There are also plans to abstract the complexity of the Internet of Things even further from these hardware modules and offer the Smart Home as a Service (SHaaS). This can eliminate the overall number of sensors required, reducing redundancy and maintenance as a single sensor could be used for a variety of applications. For instance, a motion sensor could be used in a security system, for controlling lighting, for managing home environment, for controlling entertainment options, for family lifestyle, and maybe even for feeding the family pet.

Figure 4: In addition to the available RF standards at the communication layer, there is a great deal of competition at the application layer.

Rather than having to construct your own network, SHaaS is a collection of services that analyzes input from the smart home sensors, learns how the family lives and how the home is used, and can make intelligent decisions to make homes more comfortable, safer and more energy efficient.

The information from sensors around the home is wirelessly collected by a local hub and securely transmitted to an intelligent cloud service that collects and analyzes the data. After the initial installation, it only takes a week or two for the algorithm in the cloud to accumulate enough data for the application to “learn” how the family lives and to be able to send alerts when an unexpected event happens or something drastically changes.

All the various services need to be consolidated into a single user interface, into one easy-to-use dashboard, while the service provider handles customer support, billing, subscriber management as well as software and service upgrades and changes.

This makes the smart home easy to use, simple to manage, and effective in providing the residents with safety, security and comfort, it also serves as a valuable generator of income for the service providers.
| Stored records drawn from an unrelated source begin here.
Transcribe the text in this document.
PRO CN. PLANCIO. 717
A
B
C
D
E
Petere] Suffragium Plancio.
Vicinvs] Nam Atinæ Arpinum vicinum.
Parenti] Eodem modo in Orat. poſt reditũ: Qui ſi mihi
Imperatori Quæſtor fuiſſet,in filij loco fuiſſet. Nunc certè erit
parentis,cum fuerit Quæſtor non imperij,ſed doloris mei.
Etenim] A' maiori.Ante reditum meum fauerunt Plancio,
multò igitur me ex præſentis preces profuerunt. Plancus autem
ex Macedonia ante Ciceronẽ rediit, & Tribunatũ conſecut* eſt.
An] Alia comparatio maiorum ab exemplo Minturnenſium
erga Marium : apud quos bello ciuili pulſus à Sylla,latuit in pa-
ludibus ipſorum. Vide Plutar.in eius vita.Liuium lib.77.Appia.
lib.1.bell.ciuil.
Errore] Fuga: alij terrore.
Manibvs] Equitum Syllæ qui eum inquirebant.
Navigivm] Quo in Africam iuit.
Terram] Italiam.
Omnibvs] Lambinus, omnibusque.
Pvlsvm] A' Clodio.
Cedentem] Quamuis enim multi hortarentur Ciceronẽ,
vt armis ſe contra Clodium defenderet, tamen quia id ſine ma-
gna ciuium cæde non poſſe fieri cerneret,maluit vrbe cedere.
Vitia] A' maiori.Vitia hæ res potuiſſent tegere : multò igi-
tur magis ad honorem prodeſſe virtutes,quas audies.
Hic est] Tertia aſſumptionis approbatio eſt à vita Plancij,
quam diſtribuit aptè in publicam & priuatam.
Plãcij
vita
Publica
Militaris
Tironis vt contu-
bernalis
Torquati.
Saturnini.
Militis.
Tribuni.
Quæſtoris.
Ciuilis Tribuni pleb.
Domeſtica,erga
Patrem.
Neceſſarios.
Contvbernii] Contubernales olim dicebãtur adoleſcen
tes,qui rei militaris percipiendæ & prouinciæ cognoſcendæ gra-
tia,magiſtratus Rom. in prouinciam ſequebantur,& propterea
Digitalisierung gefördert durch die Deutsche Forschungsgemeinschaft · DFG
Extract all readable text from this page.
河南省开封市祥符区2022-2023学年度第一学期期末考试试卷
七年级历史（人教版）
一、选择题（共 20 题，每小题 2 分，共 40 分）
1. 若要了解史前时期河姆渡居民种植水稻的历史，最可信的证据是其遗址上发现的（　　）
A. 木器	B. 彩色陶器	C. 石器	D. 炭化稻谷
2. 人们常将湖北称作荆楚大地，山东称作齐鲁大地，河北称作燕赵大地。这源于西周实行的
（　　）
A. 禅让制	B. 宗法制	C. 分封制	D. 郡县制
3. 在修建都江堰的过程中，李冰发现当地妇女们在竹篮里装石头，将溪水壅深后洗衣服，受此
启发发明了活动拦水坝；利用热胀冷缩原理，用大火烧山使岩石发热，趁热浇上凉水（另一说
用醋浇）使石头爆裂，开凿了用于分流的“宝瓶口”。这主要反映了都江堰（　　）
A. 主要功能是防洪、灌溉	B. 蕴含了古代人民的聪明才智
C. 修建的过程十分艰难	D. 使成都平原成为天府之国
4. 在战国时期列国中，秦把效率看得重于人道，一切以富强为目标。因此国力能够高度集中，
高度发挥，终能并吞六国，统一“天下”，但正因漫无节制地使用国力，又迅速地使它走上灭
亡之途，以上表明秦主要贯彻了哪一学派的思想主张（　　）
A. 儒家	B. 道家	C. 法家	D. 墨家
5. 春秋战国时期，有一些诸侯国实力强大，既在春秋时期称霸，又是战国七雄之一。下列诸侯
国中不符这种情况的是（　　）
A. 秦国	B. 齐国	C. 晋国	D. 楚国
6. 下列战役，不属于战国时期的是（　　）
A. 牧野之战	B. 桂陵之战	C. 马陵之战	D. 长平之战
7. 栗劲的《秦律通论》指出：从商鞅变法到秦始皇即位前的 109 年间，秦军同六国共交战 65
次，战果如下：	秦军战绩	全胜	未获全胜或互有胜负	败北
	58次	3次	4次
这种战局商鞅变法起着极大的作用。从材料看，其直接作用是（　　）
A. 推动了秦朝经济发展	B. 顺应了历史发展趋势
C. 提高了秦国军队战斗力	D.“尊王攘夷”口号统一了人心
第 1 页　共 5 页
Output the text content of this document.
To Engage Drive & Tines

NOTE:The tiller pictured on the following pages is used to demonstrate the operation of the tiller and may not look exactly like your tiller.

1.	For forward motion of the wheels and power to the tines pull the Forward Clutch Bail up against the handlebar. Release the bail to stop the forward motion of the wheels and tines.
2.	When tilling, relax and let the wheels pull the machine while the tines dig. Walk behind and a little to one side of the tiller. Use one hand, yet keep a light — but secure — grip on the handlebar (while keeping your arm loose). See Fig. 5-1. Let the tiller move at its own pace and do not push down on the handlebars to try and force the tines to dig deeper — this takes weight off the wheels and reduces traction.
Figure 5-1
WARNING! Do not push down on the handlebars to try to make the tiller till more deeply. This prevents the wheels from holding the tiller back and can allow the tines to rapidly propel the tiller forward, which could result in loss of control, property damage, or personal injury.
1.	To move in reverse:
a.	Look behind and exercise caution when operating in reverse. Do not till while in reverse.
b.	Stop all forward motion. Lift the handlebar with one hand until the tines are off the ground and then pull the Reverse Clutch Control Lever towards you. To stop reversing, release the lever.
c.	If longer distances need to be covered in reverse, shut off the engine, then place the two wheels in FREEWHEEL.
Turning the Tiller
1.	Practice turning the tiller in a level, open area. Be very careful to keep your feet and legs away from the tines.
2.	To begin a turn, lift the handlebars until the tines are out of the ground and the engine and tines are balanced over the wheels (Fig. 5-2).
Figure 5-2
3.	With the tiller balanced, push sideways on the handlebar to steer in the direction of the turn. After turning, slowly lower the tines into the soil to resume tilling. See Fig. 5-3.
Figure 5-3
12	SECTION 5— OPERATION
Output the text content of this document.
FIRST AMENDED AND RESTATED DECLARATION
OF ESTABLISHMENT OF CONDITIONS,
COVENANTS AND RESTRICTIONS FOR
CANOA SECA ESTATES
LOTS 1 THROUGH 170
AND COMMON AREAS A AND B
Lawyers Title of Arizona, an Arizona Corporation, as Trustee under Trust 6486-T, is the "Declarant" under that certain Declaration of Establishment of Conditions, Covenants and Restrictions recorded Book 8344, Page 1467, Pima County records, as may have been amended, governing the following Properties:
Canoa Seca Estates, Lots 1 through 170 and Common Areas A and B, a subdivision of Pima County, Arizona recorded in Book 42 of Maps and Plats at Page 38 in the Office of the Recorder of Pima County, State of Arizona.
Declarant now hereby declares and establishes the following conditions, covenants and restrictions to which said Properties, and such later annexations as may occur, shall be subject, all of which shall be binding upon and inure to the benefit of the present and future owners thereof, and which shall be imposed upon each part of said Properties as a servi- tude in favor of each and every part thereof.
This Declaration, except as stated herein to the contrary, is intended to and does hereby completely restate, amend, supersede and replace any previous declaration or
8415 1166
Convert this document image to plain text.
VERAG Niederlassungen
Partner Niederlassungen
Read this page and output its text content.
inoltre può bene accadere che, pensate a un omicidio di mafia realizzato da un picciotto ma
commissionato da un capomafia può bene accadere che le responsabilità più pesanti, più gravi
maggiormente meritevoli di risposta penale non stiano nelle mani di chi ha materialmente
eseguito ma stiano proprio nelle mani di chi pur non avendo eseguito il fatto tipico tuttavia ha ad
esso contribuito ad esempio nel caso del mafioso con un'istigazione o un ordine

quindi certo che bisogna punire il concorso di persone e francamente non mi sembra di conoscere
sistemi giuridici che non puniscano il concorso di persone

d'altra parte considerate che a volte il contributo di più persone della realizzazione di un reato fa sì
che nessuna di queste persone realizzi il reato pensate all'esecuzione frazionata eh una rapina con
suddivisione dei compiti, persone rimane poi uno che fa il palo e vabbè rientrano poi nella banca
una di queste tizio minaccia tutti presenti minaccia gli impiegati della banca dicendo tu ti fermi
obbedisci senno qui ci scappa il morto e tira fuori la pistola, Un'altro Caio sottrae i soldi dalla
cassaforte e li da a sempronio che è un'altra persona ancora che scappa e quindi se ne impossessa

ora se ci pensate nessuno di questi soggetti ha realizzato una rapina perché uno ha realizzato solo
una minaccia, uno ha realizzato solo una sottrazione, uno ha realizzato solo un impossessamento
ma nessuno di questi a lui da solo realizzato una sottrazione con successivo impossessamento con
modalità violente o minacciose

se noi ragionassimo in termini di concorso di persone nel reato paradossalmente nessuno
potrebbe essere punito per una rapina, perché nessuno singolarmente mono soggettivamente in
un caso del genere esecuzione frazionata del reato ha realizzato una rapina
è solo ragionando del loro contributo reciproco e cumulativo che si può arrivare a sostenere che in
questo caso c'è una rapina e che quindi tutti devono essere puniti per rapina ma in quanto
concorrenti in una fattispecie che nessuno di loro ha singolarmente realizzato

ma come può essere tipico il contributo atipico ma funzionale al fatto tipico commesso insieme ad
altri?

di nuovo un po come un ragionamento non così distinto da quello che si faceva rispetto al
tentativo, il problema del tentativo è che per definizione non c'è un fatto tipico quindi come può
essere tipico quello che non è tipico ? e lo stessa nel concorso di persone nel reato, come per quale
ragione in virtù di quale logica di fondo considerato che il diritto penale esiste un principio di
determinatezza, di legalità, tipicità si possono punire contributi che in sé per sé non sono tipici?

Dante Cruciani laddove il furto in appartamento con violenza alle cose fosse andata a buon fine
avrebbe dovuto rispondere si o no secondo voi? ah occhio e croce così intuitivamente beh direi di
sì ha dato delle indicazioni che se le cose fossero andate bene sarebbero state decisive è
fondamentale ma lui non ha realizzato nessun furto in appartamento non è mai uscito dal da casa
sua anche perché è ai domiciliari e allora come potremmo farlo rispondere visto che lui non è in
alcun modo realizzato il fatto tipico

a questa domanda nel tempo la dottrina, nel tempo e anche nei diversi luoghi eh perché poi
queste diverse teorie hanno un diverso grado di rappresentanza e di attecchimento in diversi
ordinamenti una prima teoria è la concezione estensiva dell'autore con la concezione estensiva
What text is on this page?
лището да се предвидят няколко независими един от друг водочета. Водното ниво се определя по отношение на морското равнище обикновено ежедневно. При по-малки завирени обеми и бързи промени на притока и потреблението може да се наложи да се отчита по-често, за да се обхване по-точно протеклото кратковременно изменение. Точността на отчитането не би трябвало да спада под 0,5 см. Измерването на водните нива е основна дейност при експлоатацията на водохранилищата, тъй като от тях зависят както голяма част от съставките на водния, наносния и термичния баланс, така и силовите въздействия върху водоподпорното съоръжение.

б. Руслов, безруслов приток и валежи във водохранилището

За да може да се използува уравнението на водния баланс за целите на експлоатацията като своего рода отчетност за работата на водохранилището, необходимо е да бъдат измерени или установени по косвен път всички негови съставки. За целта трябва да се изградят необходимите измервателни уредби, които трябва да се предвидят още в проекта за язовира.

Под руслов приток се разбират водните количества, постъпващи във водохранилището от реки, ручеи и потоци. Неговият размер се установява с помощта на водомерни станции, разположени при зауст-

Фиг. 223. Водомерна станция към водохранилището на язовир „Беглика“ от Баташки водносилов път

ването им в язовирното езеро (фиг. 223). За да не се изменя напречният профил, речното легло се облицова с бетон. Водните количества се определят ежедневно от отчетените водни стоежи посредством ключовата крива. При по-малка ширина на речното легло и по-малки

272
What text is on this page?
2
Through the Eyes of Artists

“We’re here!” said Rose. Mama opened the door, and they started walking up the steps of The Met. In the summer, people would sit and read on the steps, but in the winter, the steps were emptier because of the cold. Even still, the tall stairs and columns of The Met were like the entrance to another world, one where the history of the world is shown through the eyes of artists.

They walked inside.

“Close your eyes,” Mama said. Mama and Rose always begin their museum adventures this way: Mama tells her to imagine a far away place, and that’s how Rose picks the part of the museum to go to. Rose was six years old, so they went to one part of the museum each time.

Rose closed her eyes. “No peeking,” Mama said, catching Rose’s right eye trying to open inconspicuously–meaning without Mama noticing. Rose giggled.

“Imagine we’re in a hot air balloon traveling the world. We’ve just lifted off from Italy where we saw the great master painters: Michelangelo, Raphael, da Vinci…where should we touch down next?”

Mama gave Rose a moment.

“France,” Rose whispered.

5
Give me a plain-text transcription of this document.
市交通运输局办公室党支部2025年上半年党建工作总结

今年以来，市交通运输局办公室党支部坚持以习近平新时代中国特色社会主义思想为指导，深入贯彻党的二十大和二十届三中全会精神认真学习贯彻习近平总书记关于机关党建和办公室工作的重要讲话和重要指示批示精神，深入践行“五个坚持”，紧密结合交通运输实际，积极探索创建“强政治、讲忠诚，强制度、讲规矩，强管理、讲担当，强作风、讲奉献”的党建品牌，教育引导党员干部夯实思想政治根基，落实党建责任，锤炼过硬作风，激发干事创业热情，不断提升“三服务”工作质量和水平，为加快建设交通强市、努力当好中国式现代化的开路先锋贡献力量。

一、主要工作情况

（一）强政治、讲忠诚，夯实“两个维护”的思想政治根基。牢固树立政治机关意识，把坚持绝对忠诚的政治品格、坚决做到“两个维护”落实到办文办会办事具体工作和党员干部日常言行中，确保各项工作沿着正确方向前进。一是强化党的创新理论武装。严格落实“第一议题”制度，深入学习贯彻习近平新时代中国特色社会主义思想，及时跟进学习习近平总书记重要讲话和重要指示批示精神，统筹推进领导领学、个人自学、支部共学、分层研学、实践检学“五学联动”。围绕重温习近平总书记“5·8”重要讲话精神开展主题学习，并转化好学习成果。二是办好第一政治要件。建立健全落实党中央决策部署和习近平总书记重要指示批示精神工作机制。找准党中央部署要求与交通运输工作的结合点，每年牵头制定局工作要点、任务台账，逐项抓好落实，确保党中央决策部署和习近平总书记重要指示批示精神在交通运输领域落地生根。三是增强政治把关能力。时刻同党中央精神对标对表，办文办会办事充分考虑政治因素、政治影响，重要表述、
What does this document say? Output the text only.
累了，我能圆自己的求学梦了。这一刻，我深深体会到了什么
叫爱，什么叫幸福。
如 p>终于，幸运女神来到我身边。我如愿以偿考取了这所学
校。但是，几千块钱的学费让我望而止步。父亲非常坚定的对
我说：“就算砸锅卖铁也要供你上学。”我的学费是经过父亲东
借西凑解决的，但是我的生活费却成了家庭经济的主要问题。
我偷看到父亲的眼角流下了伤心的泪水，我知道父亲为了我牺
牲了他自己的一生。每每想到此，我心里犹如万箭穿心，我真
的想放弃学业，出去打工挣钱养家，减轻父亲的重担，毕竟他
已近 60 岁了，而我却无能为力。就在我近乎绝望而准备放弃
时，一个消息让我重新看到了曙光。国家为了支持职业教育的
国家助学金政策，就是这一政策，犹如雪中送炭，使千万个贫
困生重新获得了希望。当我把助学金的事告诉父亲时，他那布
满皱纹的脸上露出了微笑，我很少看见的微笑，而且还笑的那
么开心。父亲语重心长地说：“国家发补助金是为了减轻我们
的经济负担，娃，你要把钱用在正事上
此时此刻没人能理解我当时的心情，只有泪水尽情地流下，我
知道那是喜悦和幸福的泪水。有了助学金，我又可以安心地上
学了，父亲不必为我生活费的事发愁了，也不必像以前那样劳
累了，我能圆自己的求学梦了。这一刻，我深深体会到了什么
Device and system developers need to work together to develop hardware, software and web intelligence to create this level of service.

CONCLUSION:

The future of wireless modules is driven as much by the applications as the technology, and software is playing an increasingly important part in that evolution. New hardware standards such as NB-IoT are providing advantages, which, coupled with common module footprints, are making the design of wireless nodes simpler.  The complexity then moves to the software on the module, with OTA updates and integration into the applications to create whole new markets such as the Smart Home as a Service.